The DBS application process:
To understand why your check may be taking so long, it is useful to understand how the Disclosure process works. When a DBS check request is submitted by an employer or endorsing body, it has to pass through 5 separate stages before the document is issued, and a Certificate posted direct to the applicant’s home address. These stages are as follows:
Stage 1 – Application Form received by the DBS and validated
Stage 2 – Police National Computer searched
Stage 3 – DBS Children, DBS Adults and List 99 searched (where applicable)
Stage 4 – With the Local Police Force
Stage 5 – Certificate printed
For an eBulk user such as DDC, Stage 1 occurs very quickly as all applications are checked over by a fully trained Countersignatory at DDC before submitting. At several steps in the process systems check the form information to ensure there are no mismatches or erroneous entries. We receive an electronic receipt from the DBS to confirm that the application has been received so we know the process is under way. Any ineligible applications that don’t meet the DBS data requirements are instantly rejected by their systems, with an instant notification to the DDC Team.
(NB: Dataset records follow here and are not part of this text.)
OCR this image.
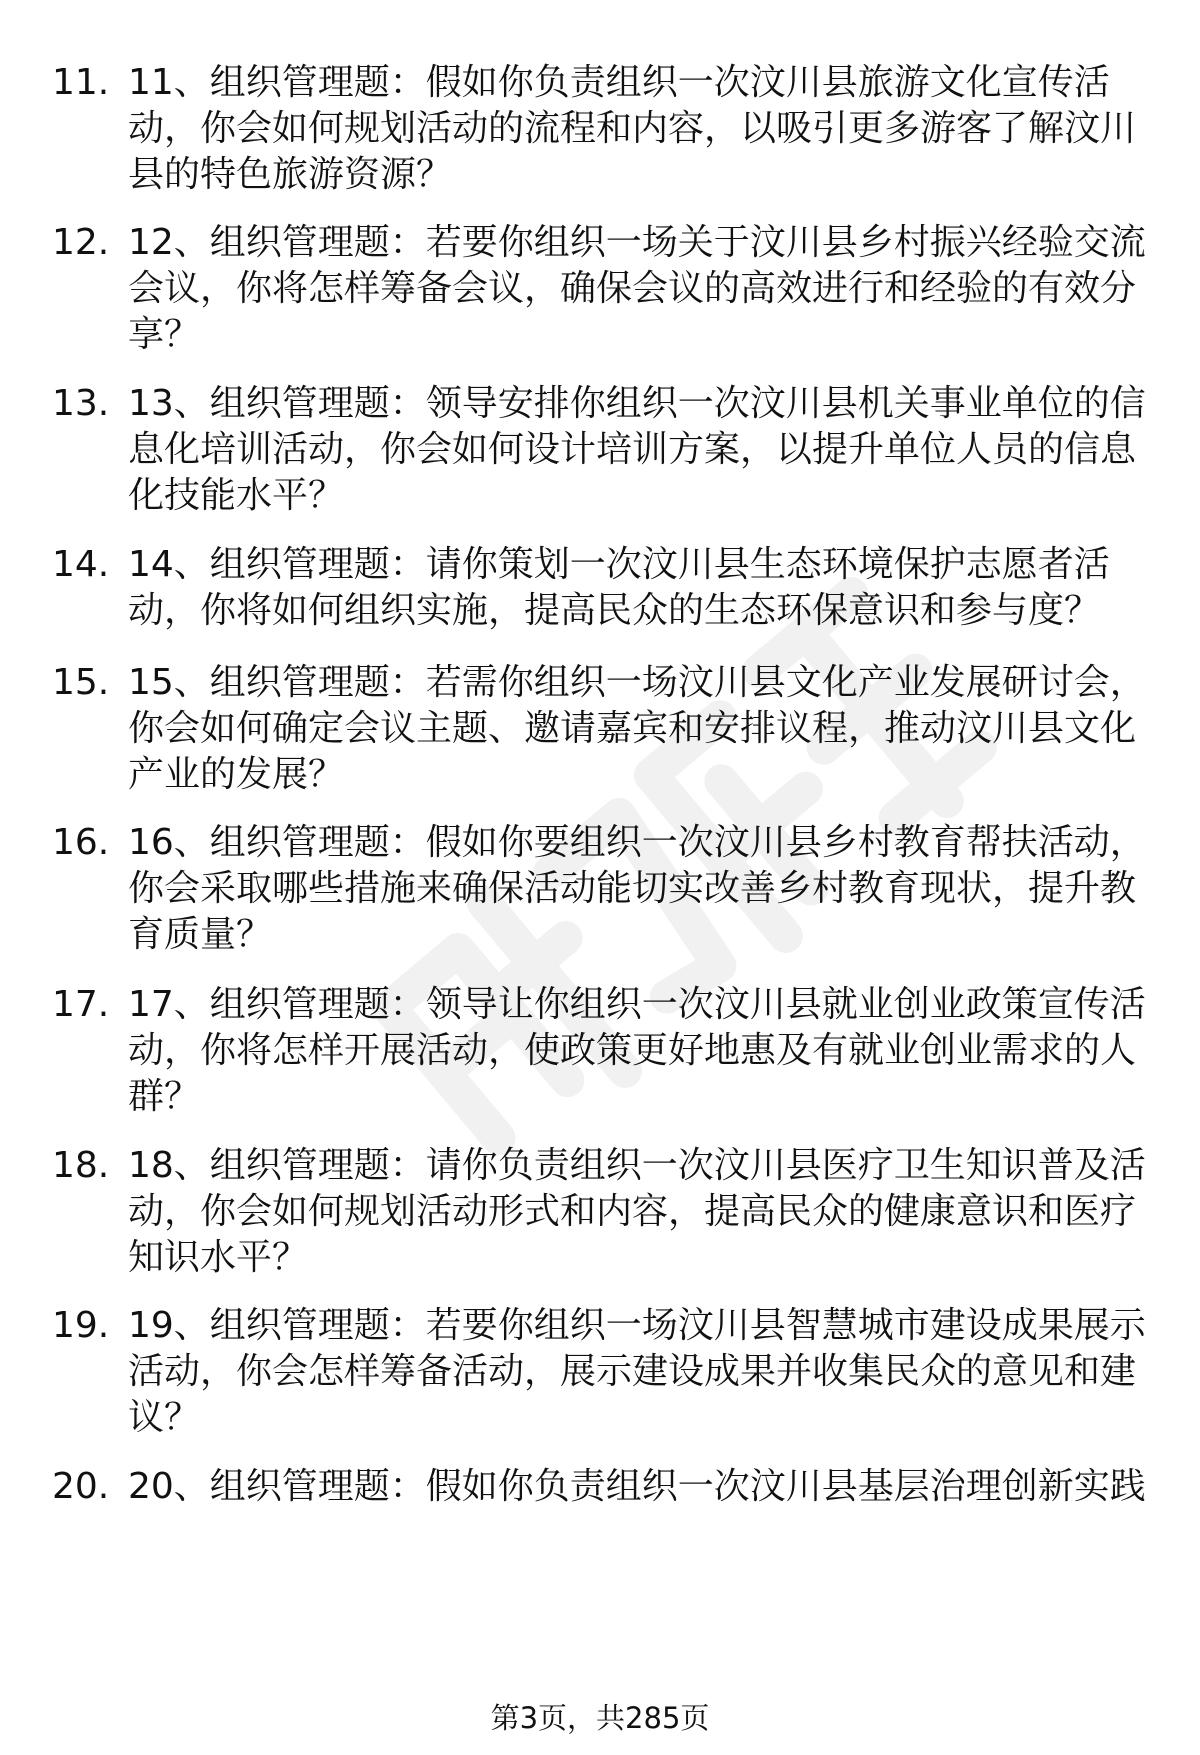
11. 11、组织管理题：假如你负责组织一次汶川县旅游文化宣传活动，你会如何规划活动的流程和内容，以吸引更多游客了解汶川县的特色旅游资源？
12. 12、组织管理题：若要你组织一场关于汶川县乡村振兴经验交流会议，你将怎样筹备会议，确保会议的高效进行和经验的有效分享？
13. 13、组织管理题：领导安排你组织一次汶川县机关事业单位的信息化培训活动，你会如何设计培训方案，以提升单位人员的信息化技能水平？
14. 14、组织管理题：请你策划一次汶川县生态环境保护志愿者活动，你将如何组织实施，提高民众的生态环保意识和参与度？
15. 15、组织管理题：若需你组织一场汶川县文化产业发展研讨会，你会如何确定会议主题、邀请嘉宾和安排议程，推动汶川县文化产业的发展？
16. 16、组织管理题：假如你要组织一次汶川县乡村教育帮扶活动，你会采取哪些措施来确保活动能切实改善乡村教育现状，提升教育质量？
17. 17、组织管理题：领导让你组织一次汶川县就业创业政策宣传活动，你将怎样开展活动，使政策更好地惠及有就业创业需求的人群？
18. 18、组织管理题：请你负责组织一次汶川县医疗卫生知识普及活动，你会如何规划活动形式和内容，提高民众的健康意识和医疗知识水平？
19. 19、组织管理题：若要你组织一场汶川县智慧城市建设成果展示活动，你会怎样筹备活动，展示建设成果并收集民众的意见和建议？
20. 20、组织管理题：假如你负责组织一次汶川县基层治理创新实践
第3页，共285页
Why is my DBS Certificate taking so long?
From experience, we find that applications take the longest at Stage 4, when they are passed to the Local Police Force(s) (LPF). This process sees the application passed to any of the LPF(s) in the areas listed within the 5 year address history of the applicant. This means that if an applicant has moved around the UK in the last 5 years the application will need to be passed to several different LPFs. It is also the case that these LPFs can pass the application to another LPF, if they feel that they might hold information relevant to that application.
What can I do to speed up my DBS application?
As an Umbrella Body DDC are limited in our ability to chase or speed up an application and can only begin a formal process of ‘Escalation’ once the application has been at Stage 4 for 60+ days. As part of the service that we offer, we track the application online to confirm when the application will reach this date and Escalate at the earliest opportunity. Unfortunately any of the LPFs can raise a query and return the application to the DBS. Once the query has been resolved and the application re-sent to the LPF, their 60 day Service Level Agreement restarts.
Overall, DDC can not say how long an individuals Disclosure will take to be issued by the DBS. The DBS give no preference to certain Umbrella Bodies to enable checks to be carried out more quickly. DDC do all they can to ensure the application is going through the process and unfortunately there is no way to speed it up. Information from the DBS shows that DDC’s performance is better than average compared to all Registered Bodies and many Disclosures are issued within 24 hours of the application being submitted. On the other side of this it is perfectly normal for application to take 4 weeks to be returned.
What is a Hardship Request?
A hardship request allows an individual to request compensation from the DBS, due to severely delayed applications. The individual must contact the DBS directly to provide additional personal information relating to the value of the hardship, and normally some proof to confirm that value. To begin this process the applicant should contact the DBS directly.